Caminamos desde El Vedado. Caminamos por el malecón, donde los jóvenes salen a ver y ser vistos mientras las olas rompen contra el espolón de la ciudad. Caminamos por la parte ruinosa del centro, “la verdadera Habana”, como mucha gente dice. Todos estaban en casa por las vacaciones; el ambiente era de fiesta. Logramos esquivar el agua que arrojaban de los balcones. Había hombres que arreglaban autos. Autos que arreglaban hombres. Paseamos por el callejón de Hamel, un callejón convertido en capas de códices de arte urbano afrocubano de Salvador González, en el que se pueden ver bañeras con inscripciones incrustadas en los muros, coloridos murales dedicados a la danza.

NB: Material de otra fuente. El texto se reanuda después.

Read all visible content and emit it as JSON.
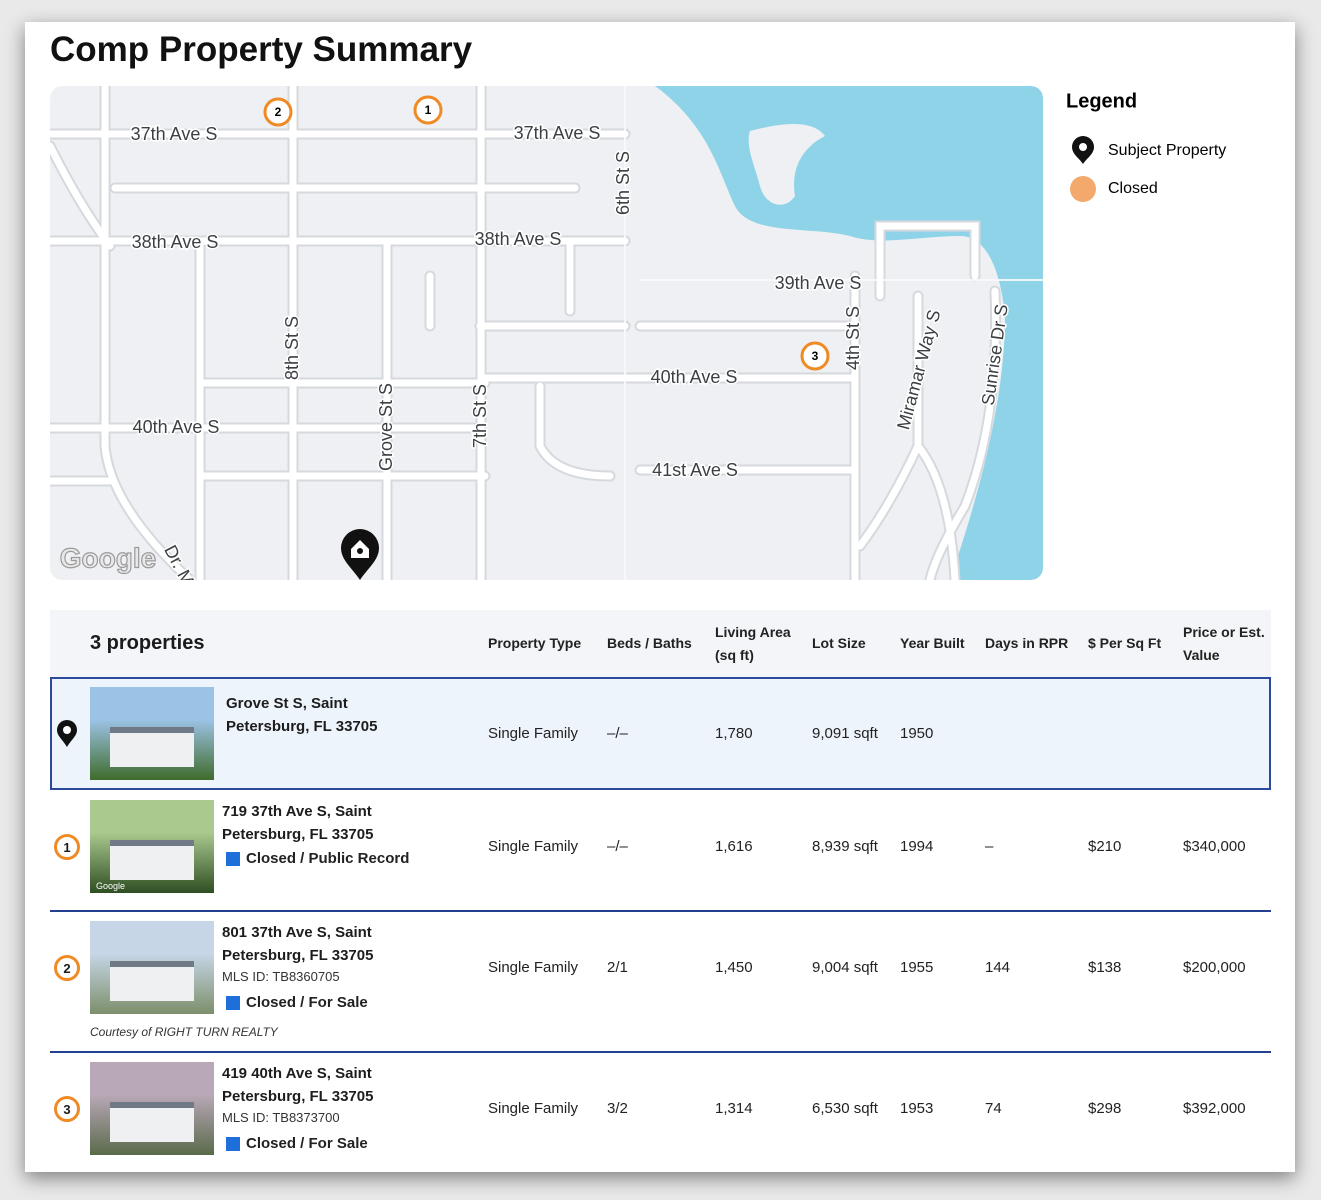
{
  "header": {
    "title": "Comp Property Summary"
  },
  "map": {
    "labels": [
      "37th Ave S",
      "37th Ave S",
      "38th Ave S",
      "38th Ave S",
      "39th Ave S",
      "40th Ave S",
      "40th Ave S",
      "41st Ave S",
      "6th St S",
      "8th St S",
      "Grove St S",
      "7th St S",
      "4th St S",
      "Miramar Way S",
      "Sunrise Dr S",
      "Dr. M"
    ],
    "markers": [
      "1",
      "2",
      "3"
    ],
    "attribution": "Google"
  },
  "legend": {
    "title": "Legend",
    "items": [
      "Subject Property",
      "Closed"
    ]
  },
  "table": {
    "count": "3 properties",
    "columns": {
      "property_type": "Property Type",
      "beds_baths": "Beds / Baths",
      "living_area": "Living Area (sq ft)",
      "lot_size": "Lot Size",
      "year_built": "Year Built",
      "days_in_rpr": "Days in RPR",
      "per_sq_ft": "$ Per Sq Ft",
      "price": "Price or Est. Value"
    },
    "rows": [
      {
        "address": [
          "Grove St S, Saint",
          "Petersburg, FL 33705"
        ],
        "property_type": "Single Family",
        "beds_baths": "–/–",
        "living_area": "1,780",
        "lot_size": "9,091 sqft",
        "year_built": "1950"
      },
      {
        "marker": "1",
        "photo_badge": "Google",
        "address": [
          "719 37th Ave S, Saint",
          "Petersburg, FL 33705"
        ],
        "status": "Closed / Public Record",
        "property_type": "Single Family",
        "beds_baths": "–/–",
        "living_area": "1,616",
        "lot_size": "8,939 sqft",
        "year_built": "1994",
        "days_in_rpr": "–",
        "per_sq_ft": "$210",
        "price": "$340,000"
      },
      {
        "marker": "2",
        "address": [
          "801 37th Ave S, Saint",
          "Petersburg, FL 33705"
        ],
        "mls": "MLS ID: TB8360705",
        "status": "Closed / For Sale",
        "courtesy": "Courtesy of RIGHT TURN REALTY",
        "property_type": "Single Family",
        "beds_baths": "2/1",
        "living_area": "1,450",
        "lot_size": "9,004 sqft",
        "year_built": "1955",
        "days_in_rpr": "144",
        "per_sq_ft": "$138",
        "price": "$200,000"
      },
      {
        "marker": "3",
        "address": [
          "419 40th Ave S, Saint",
          "Petersburg, FL 33705"
        ],
        "mls": "MLS ID: TB8373700",
        "status": "Closed / For Sale",
        "property_type": "Single Family",
        "beds_baths": "3/2",
        "living_area": "1,314",
        "lot_size": "6,530 sqft",
        "year_built": "1953",
        "days_in_rpr": "74",
        "per_sq_ft": "$298",
        "price": "$392,000"
      }
    ]
  }
}
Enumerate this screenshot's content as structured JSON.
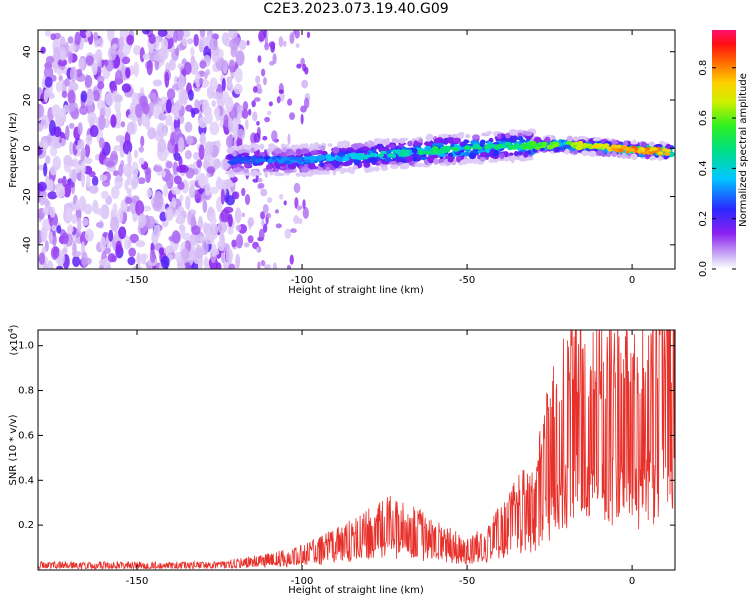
{
  "title": "C2E3.2023.073.19.40.G09",
  "colors": {
    "snr_line": "#e8302a",
    "spectro_low": "#d9c4f7",
    "spectro_mid": "#6b10e0",
    "grid": "#000000"
  },
  "chart_data": [
    {
      "type": "heatmap",
      "xlabel": "Height of straight line (km)",
      "ylabel": "Frequency (Hz)",
      "xlim": [
        -180,
        13
      ],
      "ylim": [
        -50,
        49
      ],
      "xticks": [
        -150,
        -100,
        -50,
        0
      ],
      "yticks": [
        -40,
        -20,
        0,
        20,
        40
      ],
      "xtick_labels": [
        "-150",
        "-100",
        "-50",
        "0"
      ],
      "ytick_labels": [
        "-40",
        "-20",
        "0",
        "20",
        "40"
      ],
      "ridge": {
        "description_x": [
          -122,
          -100,
          -80,
          -60,
          -40,
          -20,
          0,
          12
        ],
        "frequency": [
          -5,
          -5,
          -3,
          -1,
          1,
          1.5,
          -0.5,
          -1.5
        ],
        "peak_amplitude": [
          0.3,
          0.35,
          0.45,
          0.55,
          0.55,
          0.7,
          0.9,
          0.85
        ]
      },
      "colorbar": {
        "label": "Normalized spectral amplitude",
        "range": [
          0,
          0.95
        ],
        "ticks": [
          0.0,
          0.2,
          0.4,
          0.6,
          0.8
        ],
        "tick_labels": [
          "0.0",
          "0.2",
          "0.4",
          "0.6",
          "0.8"
        ]
      }
    },
    {
      "type": "line",
      "xlabel": "Height of straight line (km)",
      "ylabel": "SNR (10 * v/v)",
      "scale_label": "(x10",
      "scale_exp": "4",
      "scale_close": ")",
      "xlim": [
        -180,
        13
      ],
      "ylim": [
        0,
        1.07
      ],
      "xticks": [
        -150,
        -100,
        -50,
        0
      ],
      "yticks": [
        0.2,
        0.4,
        0.6,
        0.8,
        1.0
      ],
      "xtick_labels": [
        "-150",
        "-100",
        "-50",
        "0"
      ],
      "ytick_labels": [
        "0.2",
        "0.4",
        "0.6",
        "0.8",
        "1.0"
      ],
      "series": [
        {
          "x": [
            -180,
            -160,
            -140,
            -125,
            -118,
            -110,
            -100,
            -95,
            -90,
            -85,
            -80,
            -75,
            -70,
            -65,
            -60,
            -55,
            -50,
            -45,
            -42,
            -38,
            -35,
            -30,
            -28,
            -25,
            -22,
            -20,
            -18,
            -15,
            -12,
            -10,
            -8,
            -5,
            -2,
            0,
            3,
            6,
            8,
            10,
            12
          ],
          "values": [
            0.02,
            0.02,
            0.02,
            0.02,
            0.03,
            0.04,
            0.06,
            0.08,
            0.1,
            0.12,
            0.15,
            0.18,
            0.17,
            0.15,
            0.12,
            0.1,
            0.08,
            0.1,
            0.13,
            0.18,
            0.22,
            0.28,
            0.35,
            0.45,
            0.55,
            0.6,
            0.62,
            0.65,
            0.6,
            0.58,
            0.6,
            0.62,
            0.58,
            0.55,
            0.62,
            0.68,
            0.7,
            0.72,
            0.68
          ]
        }
      ]
    }
  ]
}
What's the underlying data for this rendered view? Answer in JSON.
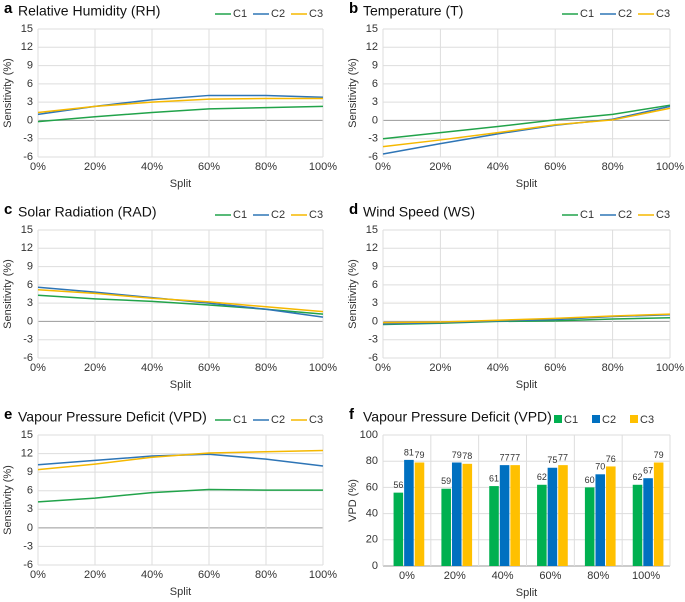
{
  "chart_data": [
    {
      "type": "line",
      "panel": "a",
      "title": "Relative Humidity (RH)",
      "xlabel": "Split",
      "ylabel": "Sensitivity (%)",
      "categories": [
        "0%",
        "20%",
        "40%",
        "60%",
        "80%",
        "100%"
      ],
      "series": [
        {
          "name": "C1",
          "color": "#21a34a",
          "values": [
            -0.2,
            0.6,
            1.3,
            1.9,
            2.1,
            2.3
          ]
        },
        {
          "name": "C2",
          "color": "#2e75b6",
          "values": [
            1.0,
            2.3,
            3.4,
            4.1,
            4.1,
            3.8
          ]
        },
        {
          "name": "C3",
          "color": "#f5b800",
          "values": [
            1.3,
            2.3,
            3.0,
            3.5,
            3.6,
            3.6
          ]
        }
      ],
      "ylim": [
        -6,
        15
      ],
      "yticks": [
        -6,
        -3,
        0,
        3,
        6,
        9,
        12,
        15
      ],
      "grid": true,
      "legend": "top-right"
    },
    {
      "type": "line",
      "panel": "b",
      "title": "Temperature (T)",
      "xlabel": "Split",
      "ylabel": "Sensitivity (%)",
      "categories": [
        "0%",
        "20%",
        "40%",
        "60%",
        "80%",
        "100%"
      ],
      "series": [
        {
          "name": "C1",
          "color": "#21a34a",
          "values": [
            -3.0,
            -2.0,
            -1.0,
            0.1,
            1.0,
            2.5
          ]
        },
        {
          "name": "C2",
          "color": "#2e75b6",
          "values": [
            -5.5,
            -3.8,
            -2.2,
            -0.8,
            0.2,
            2.3
          ]
        },
        {
          "name": "C3",
          "color": "#f5b800",
          "values": [
            -4.3,
            -3.2,
            -2.0,
            -0.7,
            0.1,
            2.0
          ]
        }
      ],
      "ylim": [
        -6,
        15
      ],
      "yticks": [
        -6,
        -3,
        0,
        3,
        6,
        9,
        12,
        15
      ],
      "grid": true,
      "legend": "top-right"
    },
    {
      "type": "line",
      "panel": "c",
      "title": "Solar Radiation (RAD)",
      "xlabel": "Split",
      "ylabel": "Sensitivity (%)",
      "categories": [
        "0%",
        "20%",
        "40%",
        "60%",
        "80%",
        "100%"
      ],
      "series": [
        {
          "name": "C1",
          "color": "#21a34a",
          "values": [
            4.3,
            3.7,
            3.3,
            2.7,
            2.0,
            1.2
          ]
        },
        {
          "name": "C2",
          "color": "#2e75b6",
          "values": [
            5.6,
            4.8,
            3.9,
            3.0,
            2.0,
            0.7
          ]
        },
        {
          "name": "C3",
          "color": "#f5b800",
          "values": [
            5.2,
            4.6,
            3.8,
            3.2,
            2.4,
            1.6
          ]
        }
      ],
      "ylim": [
        -6,
        15
      ],
      "yticks": [
        -6,
        -3,
        0,
        3,
        6,
        9,
        12,
        15
      ],
      "grid": true,
      "legend": "top-right"
    },
    {
      "type": "line",
      "panel": "d",
      "title": "Wind Speed (WS)",
      "xlabel": "Split",
      "ylabel": "Sensitivity (%)",
      "categories": [
        "0%",
        "20%",
        "40%",
        "60%",
        "80%",
        "100%"
      ],
      "series": [
        {
          "name": "C1",
          "color": "#21a34a",
          "values": [
            -0.5,
            -0.3,
            0.0,
            0.1,
            0.4,
            0.6
          ]
        },
        {
          "name": "C2",
          "color": "#2e75b6",
          "values": [
            -0.4,
            -0.2,
            0.1,
            0.3,
            0.8,
            1.1
          ]
        },
        {
          "name": "C3",
          "color": "#f5b800",
          "values": [
            -0.2,
            -0.1,
            0.2,
            0.5,
            0.9,
            1.2
          ]
        }
      ],
      "ylim": [
        -6,
        15
      ],
      "yticks": [
        -6,
        -3,
        0,
        3,
        6,
        9,
        12,
        15
      ],
      "grid": true,
      "legend": "top-right"
    },
    {
      "type": "line",
      "panel": "e",
      "title": "Vapour Pressure Deficit (VPD)",
      "xlabel": "Split",
      "ylabel": "Sensitivity (%)",
      "categories": [
        "0%",
        "20%",
        "40%",
        "60%",
        "80%",
        "100%"
      ],
      "series": [
        {
          "name": "C1",
          "color": "#21a34a",
          "values": [
            4.2,
            4.8,
            5.7,
            6.2,
            6.1,
            6.1
          ]
        },
        {
          "name": "C2",
          "color": "#2e75b6",
          "values": [
            10.2,
            10.9,
            11.6,
            11.9,
            11.1,
            10.0
          ]
        },
        {
          "name": "C3",
          "color": "#f5b800",
          "values": [
            9.4,
            10.3,
            11.4,
            12.1,
            12.3,
            12.5
          ]
        }
      ],
      "ylim": [
        -6,
        15
      ],
      "yticks": [
        -6,
        -3,
        0,
        3,
        6,
        9,
        12,
        15
      ],
      "grid": true,
      "legend": "top-right"
    },
    {
      "type": "bar",
      "panel": "f",
      "title": "Vapour Pressure Deficit (VPD)",
      "xlabel": "Split",
      "ylabel": "VPD (%)",
      "categories": [
        "0%",
        "20%",
        "40%",
        "60%",
        "80%",
        "100%"
      ],
      "series": [
        {
          "name": "C1",
          "color": "#00b050",
          "values": [
            56,
            59,
            61,
            62,
            60,
            62
          ]
        },
        {
          "name": "C2",
          "color": "#0070c0",
          "values": [
            81,
            79,
            77,
            75,
            70,
            67
          ]
        },
        {
          "name": "C3",
          "color": "#ffc000",
          "values": [
            79,
            78,
            77,
            77,
            76,
            79
          ]
        }
      ],
      "ylim": [
        0,
        100
      ],
      "yticks": [
        0,
        20,
        40,
        60,
        80,
        100
      ],
      "grid": true,
      "legend": "top-right"
    }
  ]
}
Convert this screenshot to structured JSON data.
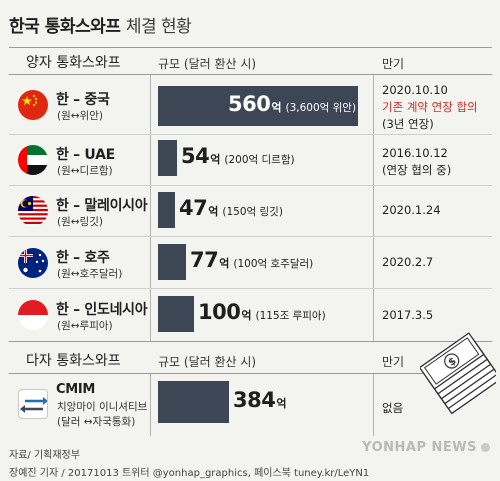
{
  "title": {
    "main": "한국 통화스와프",
    "sub": "체결 현황"
  },
  "headers": {
    "bilateral": "양자 통화스와프",
    "scale": "규모 (달러 환산 시)",
    "maturity": "만기",
    "multilateral": "다자 통화스와프",
    "scale2": "규모 (달러 환산 시)",
    "maturity2": "만기"
  },
  "accent": "#3c4654",
  "highlight": "#c3302b",
  "rows": [
    {
      "name": "한 – 중국",
      "sub": "(원↔위안)",
      "flag": "china-flag-icon",
      "unit": "억",
      "note": "(3,600억 위안)",
      "maturity_lines": [
        "2020.10.10",
        "기존 계약 연장 합의",
        "(3년 연장)"
      ]
    },
    {
      "name": "한 – UAE",
      "sub": "(원↔디르함)",
      "flag": "uae-flag-icon",
      "unit": "억",
      "note": "(200억 디르함)",
      "maturity_lines": [
        "2016.10.12",
        "(연장 협의 중)"
      ]
    },
    {
      "name": "한 – 말레이시아",
      "sub": "(원↔링깃)",
      "flag": "malaysia-flag-icon",
      "unit": "억",
      "note": "(150억 링깃)",
      "maturity_lines": [
        "2020.1.24"
      ]
    },
    {
      "name": "한 – 호주",
      "sub": "(원↔호주달러)",
      "flag": "australia-flag-icon",
      "unit": "억",
      "note": "(100억 호주달러)",
      "maturity_lines": [
        "2020.2.7"
      ]
    },
    {
      "name": "한 – 인도네시아",
      "sub": "(원↔루피아)",
      "flag": "indonesia-flag-icon",
      "unit": "억",
      "note": "(115조 루피아)",
      "maturity_lines": [
        "2017.3.5"
      ]
    }
  ],
  "cmim": {
    "name": "CMIM",
    "sub1": "치앙마이 이니셔티브",
    "sub2": "(달러 ↔자국통화)",
    "unit": "억",
    "maturity": "없음",
    "icon": "exchange-arrows-icon"
  },
  "footer": {
    "source": "자료/ 기획재정부",
    "credit": "장예진 기자 / 20171013 트위터 @yonhap_graphics, 페이스북 tuney.kr/LeYN1"
  },
  "logo": "YONHAP NEWS",
  "chart_data": {
    "type": "bar",
    "orientation": "horizontal",
    "unit": "억 달러",
    "categories": [
      "한 – 중국",
      "한 – UAE",
      "한 – 말레이시아",
      "한 – 호주",
      "한 – 인도네시아",
      "CMIM"
    ],
    "values": [
      560,
      54,
      47,
      77,
      100,
      384
    ],
    "xlim": [
      0,
      560
    ]
  }
}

Pasamos junto a la aglomeración jubilosa de un festival callejero de rumba.
¿Acaso se celebra un festival de rumba todos los días? No me sorprendería.
De hecho, los habaneros son de las personas más animadas que he conocido. Los ciudadanos de muchos de los países socialistas y postsocialistas que he visitado suelen irradiar un cinismo cuidadosamente perfeccionado (basta ver el perfecto ceño fruncido de la empleada de la escalera mecánica en el Metro de Moscú). Los cubanos son todo lo contrario. No es que se cieguen ante los problemas de su país, pero no hay tiempo de deprimirse porque… ¡hay un festival callejero de rumba! (y un auto que arreglar, un apartamento que rentar, hay que conseguir huevos…).
Hasta Jesús sabe de qué se trata. El Cristo de La Habana es una estatua que mide 20 metros de alto, en mármol de Carrara, que mira la ciudad desde la cima de una colina al otro lado de la bahía.
“En Río, su Jesús es así”, dijo nuestro guía, levantando los brazos. “En Cuba es más bien así, con un mojito y un puro”. La bendición cubana.
Todo el tiempo había gente que no conocíamos que iniciaba conversaciones con nosotros: “¿De dónde vienen?”. La gente sonreía cuando les decíamos. “Por favor, díganles a todos que Cuba es hermosa. Sin mafias ni guerra. Solo mojitos y salsa para bailar”. Llevándose la mano al estómago, nos daban una muestra de baile, con el dedo del pie dibujando remolinos con pericia sobre el suelo.
Como visitante en esta isla maravillosa, seguimos el ejemplo del Cristo de La Habana y tomamos nuestra cuota de mojitos que pasaban por nuestra garganta como agua. La comida fue poco memorable, casi en su totalidad, pero no es por eso por lo que uno viaja a Cuba. Uno viene para que lo transporten a otra era. Para bailar, dibujar remolinos con los dedos de los pies sobre el suelo. Para echarse un clavado en la mezcolanza de arquitectura colonial y art decó, reflexionar sobre los murales callejeros tristes y ajenos de Yulier Rodríguez, escuchar historias sobre un mundo paralelo, un mundo que comienza lentamente a fundirse con el propio.
También se viene a la isla por los sonidos. La Habana es la tierra de los sonidos. Nunca había ido a un lugar cuya identidad estuviera tan entretejida con su huella auditiva. El pum-pum gutural de los Cadillacs de ocho cilindros construidos antes de que mi padre naciera; el océano que se alza y la olas que rompen en el malecón como el llanto de un recién nacido; el compás de los timbales que se deja oír en el bar del otro lado de la calle, tin-tin, tin-tin-tin; los pies que se arrastran en el suelo del hombre que te enseña a bailar salsa en la banqueta; el arañazo monótono de una escoba en un umbral; el estallido seco de los cañones ceremoniales que se disparan cada tarde desde la Fortaleza de San Carlos de la Cabaña; el dulce tintineo de los hielos en el mojito de piña más delicioso que hayas probado.